L’histoire familiale du XXe siècle nous permet de connaître, dans la plupart des cas, la religion des individus de nos familles. En remontant dans le temps, l’exercice est plus difficile. Néanmoins il existe des pistes, des indices que l’on trouve à l’intérieur des registres paroissiaux catholiques (appelés parfois indûment registres de catholicité).
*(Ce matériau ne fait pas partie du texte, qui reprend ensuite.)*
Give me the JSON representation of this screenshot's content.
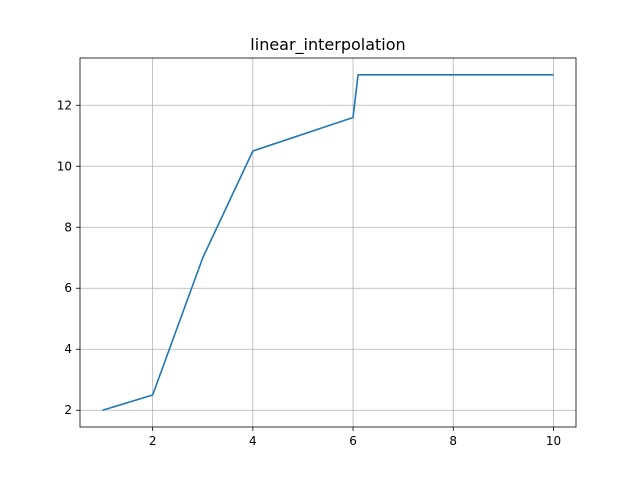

Les curés étaient les seuls officiers d’état civil légaux (le but de l’état civil a toujours été le même : connaître le nombre de citoyens capables de payer l’impôt, le nombre d’hommes disponibles pour les armées). Or ils n’enregistraient pas des naissances et des décès, mais des baptêmes et des sépultures faits suivant les rites catholiques. De ce fait, le baptême des enfants protestants était un baptême forcé (ce n’est, à notre connaissance, que très récemment dans le cadre de l’œcuménisme que le baptême des protestants a été reconnu valable par Rome et encore avec un certain nombre de restrictions).

Les prénoms

Les prénoms sont les premiers indices visibles. La lecture assidue de la Bible, qui était de rigueur chez les huguenots, les a familiarisés avec des personnages dont ils ont voulu donner les prénoms à leurs enfants. Ainsi, on peut affirmer sans crainte, quand il ne s’agit pas de familles juives, que la quasi totalité des porteurs de prénoms bibliques : Abraham, Isaac, Jacob, Néhémie, Nathanaël, Osée, pour les garçons, de même que Esther, Judith, Ruth, Sarah, etc., pour les filles, sont des enfants dont les parents eux-mêmes étaient protestants. C’est aussi souvent vrai pour les Daniel, David, Gabriel, Joachim, Théodore, Théophile, Timothée, etc. Ceci ne veut pas dire que tous les enfants protestants avaient des prénoms bibliques, loin s’en faut, mais que l’usage des prénoms cités ci-dessus n’avait pas cours dans le monde catholique de l’époque. Cette constatation n’est pas valable seulement en Picardie, elle est vérifiée aussi en Normandie, dans la Drôme, en Suisse francophone, etc.

Les baptêmes

Dans certains cas les choses sont simples, les parents sont dits non catholiques, hérétiques, adeptes de la secte de Calvin, membres de la religion prétendue réformée (R.P.R.), etc.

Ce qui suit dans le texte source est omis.